Ce qui explique que les articles déjà publiés peuvent rester en ligne. Altice demandait leur retrait, avec une astreinte de 500 euros par jour de retard à compter du prononcé de l’ordonnance.

Round 2 : danger imminent vs liberté d’expression
La décision revient ensuite sur la notion de dommage imminent, c’est-à-dire qui « n’est pas encore réalisé, mais qui se produira surement si la situation présente doit perdurer ».
Reflets ayant manifesté son intention de poursuivre la publication d’articles sur les données révélées par Hive, le tribunal estime que « cette volonté affirmée […] fait peser une menace sur les sociétés du groupe Altice face à l’incertitude du contenu des parutions à venir qui pourraient révéler des informations relevant du secret des affaires ». Pour Reflets, au contraire, cela relève du « débat d’intérêt général et de la liberté d’expression ».
Le tribunal explique ne pas avoir la compétence pour statuer sur une éventuelle atteinte à la liberté d’expression « qui nécessite ici un débat au fond ». Il prend par contre des « mesures conservatoires propres à faire cesser un dommage imminent, résultant d’une menace avérée ».

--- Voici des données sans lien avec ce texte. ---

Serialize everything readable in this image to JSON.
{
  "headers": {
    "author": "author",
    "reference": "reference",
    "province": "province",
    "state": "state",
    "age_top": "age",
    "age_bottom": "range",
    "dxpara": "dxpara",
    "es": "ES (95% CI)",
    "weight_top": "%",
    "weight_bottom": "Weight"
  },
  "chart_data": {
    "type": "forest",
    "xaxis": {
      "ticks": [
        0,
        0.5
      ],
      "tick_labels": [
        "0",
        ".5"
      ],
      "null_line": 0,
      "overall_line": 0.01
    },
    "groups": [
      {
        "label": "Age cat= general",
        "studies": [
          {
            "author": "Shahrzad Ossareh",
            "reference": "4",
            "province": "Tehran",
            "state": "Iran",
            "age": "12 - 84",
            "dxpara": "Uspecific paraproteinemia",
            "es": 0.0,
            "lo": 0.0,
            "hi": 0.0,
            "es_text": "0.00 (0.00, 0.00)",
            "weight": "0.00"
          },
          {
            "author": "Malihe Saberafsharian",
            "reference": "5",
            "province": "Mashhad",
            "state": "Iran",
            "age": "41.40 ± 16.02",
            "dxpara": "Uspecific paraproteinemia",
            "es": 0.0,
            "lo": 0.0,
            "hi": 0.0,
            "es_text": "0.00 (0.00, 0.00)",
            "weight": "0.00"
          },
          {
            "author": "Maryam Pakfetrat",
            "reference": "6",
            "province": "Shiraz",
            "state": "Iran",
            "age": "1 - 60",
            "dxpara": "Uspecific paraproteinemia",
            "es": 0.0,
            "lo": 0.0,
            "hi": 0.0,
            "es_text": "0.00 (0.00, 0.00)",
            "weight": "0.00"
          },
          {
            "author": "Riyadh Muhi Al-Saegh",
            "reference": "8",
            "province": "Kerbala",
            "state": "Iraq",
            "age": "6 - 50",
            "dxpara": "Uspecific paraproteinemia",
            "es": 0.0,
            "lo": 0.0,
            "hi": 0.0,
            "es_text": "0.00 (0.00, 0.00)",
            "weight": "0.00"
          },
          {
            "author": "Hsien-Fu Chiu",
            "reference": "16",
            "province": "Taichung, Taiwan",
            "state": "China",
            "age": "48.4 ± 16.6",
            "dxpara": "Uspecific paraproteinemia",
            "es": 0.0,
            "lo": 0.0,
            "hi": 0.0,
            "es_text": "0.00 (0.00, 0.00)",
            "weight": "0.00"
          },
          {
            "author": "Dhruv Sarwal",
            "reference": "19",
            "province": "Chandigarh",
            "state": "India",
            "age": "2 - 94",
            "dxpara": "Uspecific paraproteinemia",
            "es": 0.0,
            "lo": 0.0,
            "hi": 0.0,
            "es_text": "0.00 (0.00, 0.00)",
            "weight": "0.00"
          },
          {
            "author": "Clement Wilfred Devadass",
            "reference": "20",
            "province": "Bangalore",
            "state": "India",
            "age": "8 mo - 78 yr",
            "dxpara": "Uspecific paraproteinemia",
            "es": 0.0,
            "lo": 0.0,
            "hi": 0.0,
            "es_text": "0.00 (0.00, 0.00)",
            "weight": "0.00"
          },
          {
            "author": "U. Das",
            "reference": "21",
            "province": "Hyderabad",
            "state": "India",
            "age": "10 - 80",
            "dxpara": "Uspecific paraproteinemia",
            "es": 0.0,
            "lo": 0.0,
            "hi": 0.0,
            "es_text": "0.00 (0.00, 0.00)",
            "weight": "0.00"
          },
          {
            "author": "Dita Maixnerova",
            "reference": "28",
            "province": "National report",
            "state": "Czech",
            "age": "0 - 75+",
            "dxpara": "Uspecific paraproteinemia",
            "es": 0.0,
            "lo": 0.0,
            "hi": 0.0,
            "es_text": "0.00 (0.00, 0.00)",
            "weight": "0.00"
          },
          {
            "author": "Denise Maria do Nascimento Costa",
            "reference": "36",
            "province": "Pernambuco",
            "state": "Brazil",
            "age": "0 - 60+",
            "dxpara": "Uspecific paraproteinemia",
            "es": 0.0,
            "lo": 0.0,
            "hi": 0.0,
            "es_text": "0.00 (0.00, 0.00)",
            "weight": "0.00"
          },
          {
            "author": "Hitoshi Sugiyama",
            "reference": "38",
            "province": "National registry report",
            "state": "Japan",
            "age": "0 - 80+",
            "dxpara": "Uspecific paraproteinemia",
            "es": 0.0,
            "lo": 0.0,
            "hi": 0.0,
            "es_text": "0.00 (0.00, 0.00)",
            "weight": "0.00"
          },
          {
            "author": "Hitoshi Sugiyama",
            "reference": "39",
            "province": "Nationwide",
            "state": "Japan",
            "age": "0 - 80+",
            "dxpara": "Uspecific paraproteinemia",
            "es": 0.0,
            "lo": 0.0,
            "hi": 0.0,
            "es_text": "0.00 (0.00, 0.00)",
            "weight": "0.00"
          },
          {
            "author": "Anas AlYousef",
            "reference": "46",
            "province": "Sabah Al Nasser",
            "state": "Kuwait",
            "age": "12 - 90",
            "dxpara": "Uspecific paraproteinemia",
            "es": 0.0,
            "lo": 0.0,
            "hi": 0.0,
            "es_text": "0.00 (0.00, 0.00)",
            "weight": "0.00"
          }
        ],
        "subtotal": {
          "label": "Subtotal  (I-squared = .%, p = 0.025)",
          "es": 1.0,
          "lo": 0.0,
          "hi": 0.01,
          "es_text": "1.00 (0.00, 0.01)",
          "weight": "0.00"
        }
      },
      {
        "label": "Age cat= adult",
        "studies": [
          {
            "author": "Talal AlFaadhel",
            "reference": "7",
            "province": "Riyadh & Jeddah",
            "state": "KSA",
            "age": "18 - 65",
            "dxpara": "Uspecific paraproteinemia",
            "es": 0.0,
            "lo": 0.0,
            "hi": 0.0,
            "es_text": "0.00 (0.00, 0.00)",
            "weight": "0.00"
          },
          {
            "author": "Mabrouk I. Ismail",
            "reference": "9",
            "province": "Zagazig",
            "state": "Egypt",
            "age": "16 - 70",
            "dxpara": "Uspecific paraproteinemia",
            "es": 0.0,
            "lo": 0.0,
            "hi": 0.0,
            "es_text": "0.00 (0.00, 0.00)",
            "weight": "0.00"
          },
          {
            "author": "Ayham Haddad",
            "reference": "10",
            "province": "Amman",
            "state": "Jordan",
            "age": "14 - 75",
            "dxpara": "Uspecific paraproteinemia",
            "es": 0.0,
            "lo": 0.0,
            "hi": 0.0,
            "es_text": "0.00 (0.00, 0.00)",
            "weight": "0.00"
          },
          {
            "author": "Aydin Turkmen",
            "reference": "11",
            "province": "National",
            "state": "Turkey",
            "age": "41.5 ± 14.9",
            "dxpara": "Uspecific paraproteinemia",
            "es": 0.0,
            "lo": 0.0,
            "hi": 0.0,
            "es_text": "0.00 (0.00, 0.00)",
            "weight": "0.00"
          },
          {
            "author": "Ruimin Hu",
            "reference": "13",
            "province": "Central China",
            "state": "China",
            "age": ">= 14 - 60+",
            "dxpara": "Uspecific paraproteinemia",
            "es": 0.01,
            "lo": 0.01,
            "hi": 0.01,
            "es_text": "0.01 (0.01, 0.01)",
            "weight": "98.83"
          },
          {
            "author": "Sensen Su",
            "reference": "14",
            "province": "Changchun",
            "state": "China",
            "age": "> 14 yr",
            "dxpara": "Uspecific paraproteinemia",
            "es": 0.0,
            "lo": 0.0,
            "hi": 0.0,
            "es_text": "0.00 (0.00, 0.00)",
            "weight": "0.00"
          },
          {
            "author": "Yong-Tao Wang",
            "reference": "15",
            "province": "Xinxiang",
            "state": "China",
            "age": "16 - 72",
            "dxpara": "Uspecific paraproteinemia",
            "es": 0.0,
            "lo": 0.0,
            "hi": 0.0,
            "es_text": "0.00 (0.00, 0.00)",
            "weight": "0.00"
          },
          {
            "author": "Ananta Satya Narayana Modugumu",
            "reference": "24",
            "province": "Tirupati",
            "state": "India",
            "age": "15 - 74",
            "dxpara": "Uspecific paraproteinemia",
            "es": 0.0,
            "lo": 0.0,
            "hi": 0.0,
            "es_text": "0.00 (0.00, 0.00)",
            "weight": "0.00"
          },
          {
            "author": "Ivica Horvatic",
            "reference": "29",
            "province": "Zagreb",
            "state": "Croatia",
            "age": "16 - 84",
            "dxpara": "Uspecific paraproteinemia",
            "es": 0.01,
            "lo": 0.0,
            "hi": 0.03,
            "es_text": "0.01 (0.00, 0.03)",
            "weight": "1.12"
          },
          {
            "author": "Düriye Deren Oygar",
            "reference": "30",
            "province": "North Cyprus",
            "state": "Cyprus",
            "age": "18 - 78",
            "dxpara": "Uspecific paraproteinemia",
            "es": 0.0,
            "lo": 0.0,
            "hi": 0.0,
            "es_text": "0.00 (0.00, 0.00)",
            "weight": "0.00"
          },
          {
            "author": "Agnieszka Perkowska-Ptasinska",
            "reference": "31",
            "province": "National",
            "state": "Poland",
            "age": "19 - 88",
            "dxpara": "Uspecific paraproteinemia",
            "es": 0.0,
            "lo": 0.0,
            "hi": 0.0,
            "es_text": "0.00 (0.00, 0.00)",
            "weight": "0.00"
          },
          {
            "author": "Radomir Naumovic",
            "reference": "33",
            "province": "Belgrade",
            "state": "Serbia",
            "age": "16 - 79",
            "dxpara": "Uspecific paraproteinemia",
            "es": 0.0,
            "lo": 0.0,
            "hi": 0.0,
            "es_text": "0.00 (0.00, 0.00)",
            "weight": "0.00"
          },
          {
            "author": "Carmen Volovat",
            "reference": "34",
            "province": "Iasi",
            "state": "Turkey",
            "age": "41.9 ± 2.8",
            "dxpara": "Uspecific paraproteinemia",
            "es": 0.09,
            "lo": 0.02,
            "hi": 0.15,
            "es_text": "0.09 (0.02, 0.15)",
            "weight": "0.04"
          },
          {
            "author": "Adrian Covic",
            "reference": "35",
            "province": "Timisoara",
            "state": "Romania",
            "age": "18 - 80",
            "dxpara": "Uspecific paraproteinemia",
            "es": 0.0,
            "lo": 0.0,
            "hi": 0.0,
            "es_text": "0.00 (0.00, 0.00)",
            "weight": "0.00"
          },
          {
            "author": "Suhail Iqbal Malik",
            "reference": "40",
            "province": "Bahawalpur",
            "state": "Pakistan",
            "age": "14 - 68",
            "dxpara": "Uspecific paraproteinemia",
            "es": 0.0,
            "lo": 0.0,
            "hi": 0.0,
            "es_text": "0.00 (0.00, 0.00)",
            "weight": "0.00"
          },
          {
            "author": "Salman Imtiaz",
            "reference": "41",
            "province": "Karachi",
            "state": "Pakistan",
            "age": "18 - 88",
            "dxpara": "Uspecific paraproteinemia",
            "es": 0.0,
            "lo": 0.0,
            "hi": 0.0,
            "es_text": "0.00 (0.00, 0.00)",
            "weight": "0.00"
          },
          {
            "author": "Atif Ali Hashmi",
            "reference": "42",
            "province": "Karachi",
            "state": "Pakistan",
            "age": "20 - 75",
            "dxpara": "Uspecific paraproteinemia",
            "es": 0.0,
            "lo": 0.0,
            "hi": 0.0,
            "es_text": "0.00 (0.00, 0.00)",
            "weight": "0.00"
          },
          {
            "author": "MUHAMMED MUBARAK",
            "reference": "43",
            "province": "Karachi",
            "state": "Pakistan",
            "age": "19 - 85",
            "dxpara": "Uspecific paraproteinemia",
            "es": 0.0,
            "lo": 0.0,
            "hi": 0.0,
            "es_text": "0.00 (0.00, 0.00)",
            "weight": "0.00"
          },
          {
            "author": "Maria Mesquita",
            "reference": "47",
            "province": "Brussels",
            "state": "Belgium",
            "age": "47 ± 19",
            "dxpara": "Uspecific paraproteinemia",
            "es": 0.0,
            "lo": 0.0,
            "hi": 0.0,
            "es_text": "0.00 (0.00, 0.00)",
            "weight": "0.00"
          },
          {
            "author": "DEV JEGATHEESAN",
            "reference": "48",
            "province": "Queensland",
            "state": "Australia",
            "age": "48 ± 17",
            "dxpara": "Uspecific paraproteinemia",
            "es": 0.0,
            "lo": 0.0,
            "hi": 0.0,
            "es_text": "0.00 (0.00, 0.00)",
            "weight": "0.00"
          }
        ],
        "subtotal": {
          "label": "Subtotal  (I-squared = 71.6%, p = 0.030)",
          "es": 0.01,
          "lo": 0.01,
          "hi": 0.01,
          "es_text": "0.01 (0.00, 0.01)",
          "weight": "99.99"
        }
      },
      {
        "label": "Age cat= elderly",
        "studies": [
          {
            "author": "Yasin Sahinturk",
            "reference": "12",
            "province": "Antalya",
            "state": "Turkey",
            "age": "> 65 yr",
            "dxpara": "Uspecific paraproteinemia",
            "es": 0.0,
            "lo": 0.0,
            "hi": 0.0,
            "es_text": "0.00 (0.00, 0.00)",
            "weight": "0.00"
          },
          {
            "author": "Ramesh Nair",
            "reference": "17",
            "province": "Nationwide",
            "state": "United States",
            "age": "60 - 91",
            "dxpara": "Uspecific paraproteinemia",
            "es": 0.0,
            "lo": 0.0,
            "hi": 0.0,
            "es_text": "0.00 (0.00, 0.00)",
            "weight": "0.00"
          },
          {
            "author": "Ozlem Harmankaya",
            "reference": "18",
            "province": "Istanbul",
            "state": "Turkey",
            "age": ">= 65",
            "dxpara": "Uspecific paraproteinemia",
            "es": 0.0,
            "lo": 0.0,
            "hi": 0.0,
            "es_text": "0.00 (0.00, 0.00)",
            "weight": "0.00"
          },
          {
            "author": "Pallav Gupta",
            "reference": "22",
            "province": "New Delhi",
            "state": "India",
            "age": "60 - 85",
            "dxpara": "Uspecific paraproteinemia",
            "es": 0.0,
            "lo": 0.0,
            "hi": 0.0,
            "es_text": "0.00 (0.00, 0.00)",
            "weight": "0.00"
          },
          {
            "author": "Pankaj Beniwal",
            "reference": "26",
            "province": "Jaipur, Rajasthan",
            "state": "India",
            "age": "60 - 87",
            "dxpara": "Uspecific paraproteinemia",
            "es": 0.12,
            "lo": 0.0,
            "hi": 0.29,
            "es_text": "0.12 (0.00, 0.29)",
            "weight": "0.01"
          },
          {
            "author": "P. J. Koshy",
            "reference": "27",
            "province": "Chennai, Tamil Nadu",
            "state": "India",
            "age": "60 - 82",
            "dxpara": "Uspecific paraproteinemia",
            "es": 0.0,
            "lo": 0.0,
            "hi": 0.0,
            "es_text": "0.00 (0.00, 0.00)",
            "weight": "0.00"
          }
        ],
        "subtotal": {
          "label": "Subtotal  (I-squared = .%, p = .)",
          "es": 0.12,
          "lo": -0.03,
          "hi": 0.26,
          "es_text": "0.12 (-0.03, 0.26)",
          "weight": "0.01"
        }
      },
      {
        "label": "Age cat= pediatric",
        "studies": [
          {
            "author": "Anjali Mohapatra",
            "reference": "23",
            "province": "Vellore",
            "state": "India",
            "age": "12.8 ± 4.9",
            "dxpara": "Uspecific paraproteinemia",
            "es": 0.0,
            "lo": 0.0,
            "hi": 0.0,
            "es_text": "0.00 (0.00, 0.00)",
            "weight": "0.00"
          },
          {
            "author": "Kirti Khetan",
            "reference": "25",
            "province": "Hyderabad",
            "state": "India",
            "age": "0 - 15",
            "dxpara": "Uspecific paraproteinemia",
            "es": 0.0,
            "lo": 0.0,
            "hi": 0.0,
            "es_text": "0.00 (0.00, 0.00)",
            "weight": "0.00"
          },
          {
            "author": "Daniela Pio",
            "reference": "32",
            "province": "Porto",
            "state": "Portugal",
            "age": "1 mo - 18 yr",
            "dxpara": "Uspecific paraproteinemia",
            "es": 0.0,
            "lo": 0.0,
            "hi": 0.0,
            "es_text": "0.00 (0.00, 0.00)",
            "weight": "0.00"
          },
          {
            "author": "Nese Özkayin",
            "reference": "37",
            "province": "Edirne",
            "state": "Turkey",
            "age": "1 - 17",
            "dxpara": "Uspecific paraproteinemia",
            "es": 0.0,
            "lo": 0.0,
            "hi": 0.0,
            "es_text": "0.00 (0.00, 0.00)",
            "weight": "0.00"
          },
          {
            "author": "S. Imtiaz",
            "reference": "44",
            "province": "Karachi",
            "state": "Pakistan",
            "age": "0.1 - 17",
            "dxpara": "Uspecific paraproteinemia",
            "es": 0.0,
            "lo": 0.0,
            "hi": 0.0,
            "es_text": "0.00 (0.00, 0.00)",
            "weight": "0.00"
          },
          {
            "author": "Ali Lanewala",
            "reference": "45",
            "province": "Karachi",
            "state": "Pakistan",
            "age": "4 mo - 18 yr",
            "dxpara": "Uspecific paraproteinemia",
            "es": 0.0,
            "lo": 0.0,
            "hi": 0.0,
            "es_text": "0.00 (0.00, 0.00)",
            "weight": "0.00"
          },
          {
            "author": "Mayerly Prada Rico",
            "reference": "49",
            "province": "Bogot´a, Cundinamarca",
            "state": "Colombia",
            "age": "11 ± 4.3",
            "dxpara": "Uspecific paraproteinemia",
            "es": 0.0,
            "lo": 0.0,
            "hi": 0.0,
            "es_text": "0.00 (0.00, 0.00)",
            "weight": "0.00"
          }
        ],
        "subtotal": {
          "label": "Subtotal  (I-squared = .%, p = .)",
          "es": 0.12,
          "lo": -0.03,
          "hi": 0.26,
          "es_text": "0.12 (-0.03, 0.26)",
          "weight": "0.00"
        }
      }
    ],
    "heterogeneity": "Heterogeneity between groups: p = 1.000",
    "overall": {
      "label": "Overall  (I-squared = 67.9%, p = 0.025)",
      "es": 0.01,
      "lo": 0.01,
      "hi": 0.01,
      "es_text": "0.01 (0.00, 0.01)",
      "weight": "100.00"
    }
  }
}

Pour résumer : « nous ordonnerons à Rebuild.sh de ne pas publier sur site de son journal en ligne Reflets.infos de nouvelles informations, dont il n’est pas contesté qu’elles ont été obtenues illégalement par le groupe Hive, quand bien même ce dernier les aurait déjà mises en ligne ».
Round 3 (à venir) : faire appel et affaire Avisa Partners
Nos confrères affirment qu’ils vont « évidemment interjeter appel de cette décision ».
Pour rappel, une autre affaire judiciaire est en train de se jouer avec Avisa Partners qui attaque plusieurs sites en justice, dont Next INpact, Arrêt sur Image, Médiapart et Reflets. Un huissier nous a déposé en main propre une citation à comparaitre le 28 novembre prochain au tribunal judiciaire de Paris.